Aujourd’hui, je ressens moins le besoin de tester mes limites. Ce que je regarde, c’est tout ce que je ne ferais pas. Les images me permettent de m’évader quand je me masturbe, de plonger dans mes fantasmes -au caractère plutôt violent, comme des simulations de viol ou de gang-bang.
Je pense que ce goût me vient paradoxalement de mon fort caractère. Dans la vie, je m’affirme par rapport aux hommes. Peut-être que les scènes de soumission me permettent de mettre de la distance avec ma vraie personnalité pour m’offrir une vision de moi qui -pour une fois- se laisse faire. Le porno est une balade dans mon imaginaire sexuel.
Je trouve réducteur de circonscrire la sexualité des femmes à ce qui serait « moralement acceptable » pour elles. La femme que l’on « respecte » serait celle qui ne va pas trop loin. De mon côté, je ne me sens pas diminuée par ce que je vois.
« Je n’aime pas les ‘scènes normales' »
J’ai regardé un seul porno dit « féminin », où les scénarios seraient soit-disant plus réalistes et surtout plus « respectueux » des femmes. Je n’ai pas forcément envie de réitérer cette expérience. Les dialogues à rallonge, les préambules, tout cet amuse-bouche conçu pour faire monter l’excitation ne fonctionnent pas pour moi. Je n’aime pas les « scènes normales ». Cela me donne presque l’impression de regarder mes voisins faire l’amour!
Au fond, pourquoi les femmes devraient-elles être naturellement attirées par des images pleines de tendresse et de bons sentiments? Pour moi, sexualité féminine et histoires à l’eau de rose ne vont pas forcément de pair. Devant un porno, je me fiche des dialogues et de la mise en scène. Ils ont d’ailleurs souvent des airs de série B. Si j’ai envie d’une scène détaillée, de drague ou bien de tension sexuelle, je lis un livre ou je regarde un film érotique.
« J’aime regarder un film porno pour me détendre »
J’ai rencontré mon conjoint lors d’une soirée il y a un an et demi. Je lui ai rapidement parlé de mon attrait pour le porno. Je ne suis pas entrée plus que ça dans les détails. Cela m’appartient. Il le comprend. Il m’a dit que nos ébats lui suffisaient pour me connaître. Je sais qu’il regarde aussi des films X quand je ne suis pas là. Cela ne me dérange pas. En revanche, nous n’en visionnons jamais ensemble. Disons que les écrans nous sont utiles quand nous sommes seuls.
Ma consommation de porno est très variable: je peux me masturber en regardant un film trois fois par semaine. Parfois, c’est beaucoup moins, plutôt trois fois par mois. Cela ne dépend pas nécessairement de la santé sexuelle de mon couple, plutôt de mon état d’esprit.

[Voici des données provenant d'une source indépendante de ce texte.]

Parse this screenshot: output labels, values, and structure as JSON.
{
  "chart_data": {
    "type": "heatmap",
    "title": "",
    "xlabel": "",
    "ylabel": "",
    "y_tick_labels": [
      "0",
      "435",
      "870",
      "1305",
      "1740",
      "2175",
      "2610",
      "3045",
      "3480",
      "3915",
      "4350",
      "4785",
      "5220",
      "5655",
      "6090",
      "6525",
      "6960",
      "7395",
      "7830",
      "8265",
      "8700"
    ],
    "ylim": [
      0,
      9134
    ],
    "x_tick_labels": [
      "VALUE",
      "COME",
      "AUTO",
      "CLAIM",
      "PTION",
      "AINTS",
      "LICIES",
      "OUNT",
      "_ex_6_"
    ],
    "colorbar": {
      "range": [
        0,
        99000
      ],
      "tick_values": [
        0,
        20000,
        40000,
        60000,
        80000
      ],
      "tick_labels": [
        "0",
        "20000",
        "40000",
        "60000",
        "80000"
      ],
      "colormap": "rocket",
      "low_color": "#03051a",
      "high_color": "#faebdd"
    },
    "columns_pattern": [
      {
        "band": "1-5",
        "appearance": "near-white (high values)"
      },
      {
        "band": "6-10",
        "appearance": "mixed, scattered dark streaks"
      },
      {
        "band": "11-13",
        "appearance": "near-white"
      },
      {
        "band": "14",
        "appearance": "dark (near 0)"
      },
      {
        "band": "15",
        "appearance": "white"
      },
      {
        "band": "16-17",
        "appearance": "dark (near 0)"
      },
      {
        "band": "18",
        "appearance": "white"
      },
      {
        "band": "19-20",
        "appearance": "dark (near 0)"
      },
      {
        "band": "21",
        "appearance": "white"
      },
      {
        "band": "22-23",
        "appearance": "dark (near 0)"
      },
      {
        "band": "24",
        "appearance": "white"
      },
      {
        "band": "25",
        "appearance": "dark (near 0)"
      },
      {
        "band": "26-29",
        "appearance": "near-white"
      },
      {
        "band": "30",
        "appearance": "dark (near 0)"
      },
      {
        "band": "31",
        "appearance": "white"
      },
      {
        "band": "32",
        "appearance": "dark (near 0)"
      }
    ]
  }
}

J’aime regarder un film porno pour me détendre. Je travaille de chez moi, et si je ressens le besoin de faire une pause, plutôt que de marcher ou prendre un café, moi je me masturbe, c’est un moment où je peux m’abandonner quelques minutes. Je peux aussi regarder un porno parce que justement, la veille nous avons fait l’amour avec mon conjoint et que c’était super. Cela ne signifie pas que je ne suis pas rassasiée, c’est plutôt une façon de retrouver ces agréables sensations.
« Le porno est un support comme un autre pour s’exciter »
J’en ai déjà parlé brièvement à quelques amies qui avaient surpris leur compagnon en train de regarder un film X et pour qui cela constituait un problème. Elles considéraient que c’était la preuve d’une frustration dans leur couple. Je ne suis pas d’accord, j’estime qu’il s’agit simplement d’un terrain de jeu.
Selon certaines, j’ai une « sexualité d’homme ». Cette remarque à tendance à m’énerver. Chacun fait bien ce qu’il veut. J’aimerais qu’on laisse mon imaginaire tranquille: il dit ce qu’il veut et je le nourris comme je veux. Le porno est un support comme un autre pour s’exciter, entretenir ses désirs, s’inspirer ou même se réconforter. Il y en a pour tous les goûts, et moi je continuerais d’assumer les miens.